Why is cleaning messy data so hard?

What’s the best way to clean up information when it comes in many shapes and sizes? We aim to find out. (Photo credit: Taichiro Ueki/Flickr)

After over a year of research and work, constraints have emerged that shape the systems we are building to clean our messy data. This post is about these constraints along with design strategies for satisfying them.

No matching oracle

We’ve yet to find a general method that lets us know with absolute certainty that two records represent the same entity. Even if we copped out and hired an army of experts to clean up all our data by hand, we would still have to deal with the occasional mistake. Humans provide the most reliable resolutions, but it’s silly to think someone would always make the correct choice. With this upper bound, any matching method we use is most likely going to make mistakes eventually. Hopefully, we will find these mistakes over time and need to fix them. So, any decision we make about the relationships between data needs to be correctable.

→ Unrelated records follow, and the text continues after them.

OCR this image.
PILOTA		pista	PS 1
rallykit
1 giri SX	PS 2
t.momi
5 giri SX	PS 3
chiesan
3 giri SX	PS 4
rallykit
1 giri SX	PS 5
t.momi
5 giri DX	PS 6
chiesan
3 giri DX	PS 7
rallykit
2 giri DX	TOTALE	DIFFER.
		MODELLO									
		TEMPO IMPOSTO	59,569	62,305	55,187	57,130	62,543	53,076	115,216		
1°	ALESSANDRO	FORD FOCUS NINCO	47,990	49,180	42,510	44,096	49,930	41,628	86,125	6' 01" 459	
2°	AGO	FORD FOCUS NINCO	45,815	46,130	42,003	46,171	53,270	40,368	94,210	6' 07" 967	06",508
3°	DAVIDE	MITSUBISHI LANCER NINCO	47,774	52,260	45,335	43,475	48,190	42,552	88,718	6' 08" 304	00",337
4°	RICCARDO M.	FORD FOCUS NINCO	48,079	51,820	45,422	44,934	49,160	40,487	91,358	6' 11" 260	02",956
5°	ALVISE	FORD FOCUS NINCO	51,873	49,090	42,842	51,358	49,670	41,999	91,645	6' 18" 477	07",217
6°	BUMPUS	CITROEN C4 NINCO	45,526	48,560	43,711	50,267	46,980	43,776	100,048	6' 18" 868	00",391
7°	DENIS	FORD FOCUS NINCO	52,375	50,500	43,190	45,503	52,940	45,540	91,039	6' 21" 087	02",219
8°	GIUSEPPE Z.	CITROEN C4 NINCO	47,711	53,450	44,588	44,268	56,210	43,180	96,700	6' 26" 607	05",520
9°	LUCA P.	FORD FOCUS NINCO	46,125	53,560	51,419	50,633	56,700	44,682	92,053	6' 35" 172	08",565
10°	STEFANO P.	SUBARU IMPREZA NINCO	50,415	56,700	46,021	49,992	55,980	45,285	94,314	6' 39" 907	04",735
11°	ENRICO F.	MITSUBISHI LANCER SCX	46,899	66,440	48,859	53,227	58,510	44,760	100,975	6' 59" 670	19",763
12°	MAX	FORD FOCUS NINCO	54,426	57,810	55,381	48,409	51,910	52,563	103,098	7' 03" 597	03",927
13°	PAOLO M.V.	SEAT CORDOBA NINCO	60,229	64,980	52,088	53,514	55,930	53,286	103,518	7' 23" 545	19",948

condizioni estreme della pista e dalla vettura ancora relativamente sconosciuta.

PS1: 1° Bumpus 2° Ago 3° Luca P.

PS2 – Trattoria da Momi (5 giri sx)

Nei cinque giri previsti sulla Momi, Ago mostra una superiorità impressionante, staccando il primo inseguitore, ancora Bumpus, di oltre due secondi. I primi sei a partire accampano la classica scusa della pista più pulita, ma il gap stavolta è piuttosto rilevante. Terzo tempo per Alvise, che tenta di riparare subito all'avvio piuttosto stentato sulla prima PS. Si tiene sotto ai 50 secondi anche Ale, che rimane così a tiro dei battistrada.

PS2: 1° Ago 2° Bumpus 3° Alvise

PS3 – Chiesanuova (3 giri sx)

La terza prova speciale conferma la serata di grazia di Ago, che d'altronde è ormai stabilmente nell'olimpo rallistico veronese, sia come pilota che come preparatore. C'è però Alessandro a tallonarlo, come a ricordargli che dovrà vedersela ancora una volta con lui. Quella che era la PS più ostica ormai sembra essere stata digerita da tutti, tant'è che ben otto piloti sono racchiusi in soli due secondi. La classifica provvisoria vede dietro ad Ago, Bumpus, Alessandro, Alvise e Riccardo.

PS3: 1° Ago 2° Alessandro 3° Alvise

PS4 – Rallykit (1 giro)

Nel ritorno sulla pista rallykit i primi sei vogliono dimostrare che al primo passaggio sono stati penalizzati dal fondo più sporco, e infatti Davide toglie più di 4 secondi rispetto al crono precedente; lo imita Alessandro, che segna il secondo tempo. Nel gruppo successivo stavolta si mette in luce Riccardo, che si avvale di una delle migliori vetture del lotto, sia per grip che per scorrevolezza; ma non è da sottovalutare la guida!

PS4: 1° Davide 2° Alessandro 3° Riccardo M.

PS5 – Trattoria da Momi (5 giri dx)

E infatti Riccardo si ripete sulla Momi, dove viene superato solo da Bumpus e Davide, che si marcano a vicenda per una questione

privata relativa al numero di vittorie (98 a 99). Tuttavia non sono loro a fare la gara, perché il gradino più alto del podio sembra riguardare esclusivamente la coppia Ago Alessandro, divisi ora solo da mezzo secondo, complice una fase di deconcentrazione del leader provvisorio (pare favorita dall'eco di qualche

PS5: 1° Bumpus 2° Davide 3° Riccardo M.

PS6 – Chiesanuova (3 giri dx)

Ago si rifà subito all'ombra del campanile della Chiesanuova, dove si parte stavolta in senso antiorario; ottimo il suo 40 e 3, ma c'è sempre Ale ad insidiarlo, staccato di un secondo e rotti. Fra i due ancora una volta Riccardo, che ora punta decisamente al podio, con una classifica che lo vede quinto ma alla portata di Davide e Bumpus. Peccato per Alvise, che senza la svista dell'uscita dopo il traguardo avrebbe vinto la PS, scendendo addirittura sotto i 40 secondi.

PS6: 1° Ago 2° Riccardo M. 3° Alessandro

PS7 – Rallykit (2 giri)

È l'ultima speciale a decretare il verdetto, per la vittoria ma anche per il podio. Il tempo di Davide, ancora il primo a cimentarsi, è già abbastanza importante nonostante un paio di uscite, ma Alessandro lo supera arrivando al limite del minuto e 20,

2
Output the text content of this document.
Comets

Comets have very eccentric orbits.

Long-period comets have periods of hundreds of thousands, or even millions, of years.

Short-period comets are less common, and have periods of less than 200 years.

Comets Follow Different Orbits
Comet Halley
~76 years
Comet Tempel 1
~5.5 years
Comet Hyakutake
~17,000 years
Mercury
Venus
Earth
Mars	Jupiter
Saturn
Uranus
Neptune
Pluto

Moreover, we’ve found that, depending on the dataset, different methods have different efficacy. For example, the Senate has semireliable identifiers for lobbying firms but not lobbying clients. We’ve also explored deterministic parsing and found that it produces good results for some types of data. And, as always, we will have humans going in to clean up the messiest data and the mistakes that other methods make (though hopefully not too often). So, we would like to have flexibility in the kinds of ways we can match records together.

Datasets have different data formats

One of our first projects involves combining datasets detailing lobbying, campaign finance and legislative affairs. Each of the datasets involved are collected by different organizations with different purposes. Even beyond high-level file format differences like XML versus CSV versus HTML, there are differences in how the data is described. Fields and attributes like “Name,” “name (first),” “first_name” and “FirstName” all have similar but not quite the same meanings. These mismatches are a hard constraint that isn’t easy to work around. The industry has yet to find a solid way of mitigating the data format mismatch beyond engineering effort. There is some promising work going on about inferring schema mappings, but it remains unproven.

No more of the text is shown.